At first, this program was designed to transcribe local files. I searched for free speech-to-text libraries available in Python. Although there were several options from different companies, I chose Whisper AI because it is open source, doesn’t require authentication, and supports numerous languages. It’s particularly good with English, but as my mother tongue is Spanish, I felt this was the most straightforward choice.
Then, I thought about searching for how many times a specific word was present in any given media. I was really thinking about speeches and podcasts where certain popular figures were present. Let’s say that I just wanted to know, for example, how many times a left-wing representative would use a certain word compared to a right wing one, and things like that. Or even analyze the news coverage by the number of times a specific word was used according to the situation.
I did it, but felt like I was leaving space for making something else. For example, a list with all the words used. I was already creating a .txt file with all the words. I could go further and count every word, not just one in specific. So, I decided to make words_frequency, and to have a more direct output, the top 10 most used words. That, as a personal game, would indeed translate to what the media was about or even be understood by the opposite due to the lack of context of just words spilled out in a top 10.
I thought of making the program work purely with command-line arguments. However, I felt that even though that may be better for programmers, if I want to show the program to someone else not too tech-savvy, it would be confusing. So, I decided to use regular user inputs to make the program work.
As personal experiments I’ve used this program to transcribe silent audios or those without human sound. It’s an interesting experiment, especially if you’re into art or tech media. It’s like painting with words from silence. Give it a try and see what you discover!
First we have to remember to install all packages with:
pip install -r requirements.txt
And also as a requirement for whisper we need to check we have installed in our system ffmpeg
, an open-source software tool made to read, write, filter and transcode various media formats:
# on Ubuntu or Debian
sudo apt update && sudo apt install ffmpeg
# on Arch Linux
sudo pacman -S ffmpeg
# on MacOS using Homebrew (https://brew.sh/)
brew install ffmpeg
# on Windows using Chocolatey (https://chocolatey.org/)
choco install ffmpeg
# on Windows using Scoop (https://scoop.sh/)
scoop install ffmpeg
We can however check this and verify it in the whisper documentation: https://github.com/openai/whisper.
In my case I used windows and installed it using scoop.
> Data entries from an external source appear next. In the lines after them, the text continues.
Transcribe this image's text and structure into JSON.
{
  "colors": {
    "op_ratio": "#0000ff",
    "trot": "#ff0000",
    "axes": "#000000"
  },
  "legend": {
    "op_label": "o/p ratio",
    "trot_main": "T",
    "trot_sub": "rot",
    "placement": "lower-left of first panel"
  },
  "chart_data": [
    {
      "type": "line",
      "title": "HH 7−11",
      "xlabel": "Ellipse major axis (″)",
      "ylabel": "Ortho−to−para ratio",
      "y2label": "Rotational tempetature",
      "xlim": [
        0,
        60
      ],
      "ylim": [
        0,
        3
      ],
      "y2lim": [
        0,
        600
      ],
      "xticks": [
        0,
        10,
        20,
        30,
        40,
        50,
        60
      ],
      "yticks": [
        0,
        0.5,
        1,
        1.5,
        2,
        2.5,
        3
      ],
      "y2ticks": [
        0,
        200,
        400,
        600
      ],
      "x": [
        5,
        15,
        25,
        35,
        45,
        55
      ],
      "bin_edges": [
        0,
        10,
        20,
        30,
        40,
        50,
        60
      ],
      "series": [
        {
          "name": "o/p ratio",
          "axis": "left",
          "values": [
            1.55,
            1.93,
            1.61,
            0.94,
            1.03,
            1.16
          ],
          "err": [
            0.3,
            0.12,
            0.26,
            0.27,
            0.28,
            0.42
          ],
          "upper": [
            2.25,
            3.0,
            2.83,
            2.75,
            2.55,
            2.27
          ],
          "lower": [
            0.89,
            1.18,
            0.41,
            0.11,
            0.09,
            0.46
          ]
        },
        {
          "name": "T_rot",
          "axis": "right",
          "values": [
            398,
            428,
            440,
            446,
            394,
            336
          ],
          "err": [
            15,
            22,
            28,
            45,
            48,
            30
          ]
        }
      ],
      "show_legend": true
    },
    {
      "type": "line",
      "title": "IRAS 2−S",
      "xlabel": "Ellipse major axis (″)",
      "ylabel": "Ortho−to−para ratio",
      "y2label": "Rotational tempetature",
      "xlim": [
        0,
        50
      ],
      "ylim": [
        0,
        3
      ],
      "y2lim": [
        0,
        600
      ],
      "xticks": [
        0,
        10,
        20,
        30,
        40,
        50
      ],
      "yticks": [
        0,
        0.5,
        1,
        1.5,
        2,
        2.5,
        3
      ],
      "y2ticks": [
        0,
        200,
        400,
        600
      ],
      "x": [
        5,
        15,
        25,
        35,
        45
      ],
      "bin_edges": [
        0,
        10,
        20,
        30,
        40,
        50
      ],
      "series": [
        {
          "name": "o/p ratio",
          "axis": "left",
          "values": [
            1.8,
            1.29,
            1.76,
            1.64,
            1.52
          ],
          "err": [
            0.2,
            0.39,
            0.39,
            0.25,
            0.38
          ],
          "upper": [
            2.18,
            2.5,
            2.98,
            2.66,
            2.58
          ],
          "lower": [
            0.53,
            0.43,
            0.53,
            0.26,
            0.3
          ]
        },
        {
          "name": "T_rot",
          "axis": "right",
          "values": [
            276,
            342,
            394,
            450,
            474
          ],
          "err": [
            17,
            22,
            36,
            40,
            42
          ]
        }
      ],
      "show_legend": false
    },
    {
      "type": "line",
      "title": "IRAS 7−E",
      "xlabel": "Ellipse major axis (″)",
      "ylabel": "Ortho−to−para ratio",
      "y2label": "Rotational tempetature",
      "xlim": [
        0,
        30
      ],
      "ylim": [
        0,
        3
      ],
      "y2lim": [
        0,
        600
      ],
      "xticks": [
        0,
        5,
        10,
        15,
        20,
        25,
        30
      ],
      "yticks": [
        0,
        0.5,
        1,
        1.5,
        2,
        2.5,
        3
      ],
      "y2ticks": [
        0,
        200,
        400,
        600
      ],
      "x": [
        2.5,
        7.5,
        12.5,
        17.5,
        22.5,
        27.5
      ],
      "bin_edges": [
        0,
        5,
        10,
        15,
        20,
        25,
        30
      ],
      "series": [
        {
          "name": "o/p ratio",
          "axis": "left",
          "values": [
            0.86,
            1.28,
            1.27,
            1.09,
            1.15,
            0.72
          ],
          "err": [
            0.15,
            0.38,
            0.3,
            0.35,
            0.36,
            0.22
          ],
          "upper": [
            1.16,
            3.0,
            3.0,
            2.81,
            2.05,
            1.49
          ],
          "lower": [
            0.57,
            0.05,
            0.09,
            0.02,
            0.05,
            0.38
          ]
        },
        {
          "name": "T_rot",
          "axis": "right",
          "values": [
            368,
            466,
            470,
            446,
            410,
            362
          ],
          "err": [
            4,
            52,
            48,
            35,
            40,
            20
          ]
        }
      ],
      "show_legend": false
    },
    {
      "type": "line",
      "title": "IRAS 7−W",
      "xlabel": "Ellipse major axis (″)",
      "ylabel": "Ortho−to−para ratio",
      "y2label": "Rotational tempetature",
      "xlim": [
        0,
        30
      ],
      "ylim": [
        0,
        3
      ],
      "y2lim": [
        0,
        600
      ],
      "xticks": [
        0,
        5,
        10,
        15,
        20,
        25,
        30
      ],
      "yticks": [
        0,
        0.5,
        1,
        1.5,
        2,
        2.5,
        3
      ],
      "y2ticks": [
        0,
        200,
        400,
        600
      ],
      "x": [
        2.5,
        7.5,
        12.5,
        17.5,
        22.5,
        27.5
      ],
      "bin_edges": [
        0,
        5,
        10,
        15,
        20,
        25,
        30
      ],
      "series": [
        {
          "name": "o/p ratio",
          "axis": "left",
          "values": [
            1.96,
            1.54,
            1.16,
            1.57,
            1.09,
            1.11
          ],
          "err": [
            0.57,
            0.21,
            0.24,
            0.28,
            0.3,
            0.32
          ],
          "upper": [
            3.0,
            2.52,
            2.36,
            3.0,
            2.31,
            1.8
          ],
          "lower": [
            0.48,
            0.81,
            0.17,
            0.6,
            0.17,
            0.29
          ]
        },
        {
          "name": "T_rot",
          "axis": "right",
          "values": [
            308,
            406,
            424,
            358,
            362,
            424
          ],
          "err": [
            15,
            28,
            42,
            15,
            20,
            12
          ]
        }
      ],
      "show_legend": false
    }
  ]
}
Would like to learn about text embeddings to include something related to keywords by my own, in the meantime is worth checking KeyBERT
, and read it's documentation linking to other repos and even a paper on the subject.
Also it made me search and investigate about Natural Language Processing and I landed on the NLTK
page where a book can be found related to the subject. This too is really close to what I iagined would be a speech analyser.
To reference youtube-dl I read the implementation of the class YoutubeDL here
- TODO Trying to make work with gpu following this example in stackOverflow.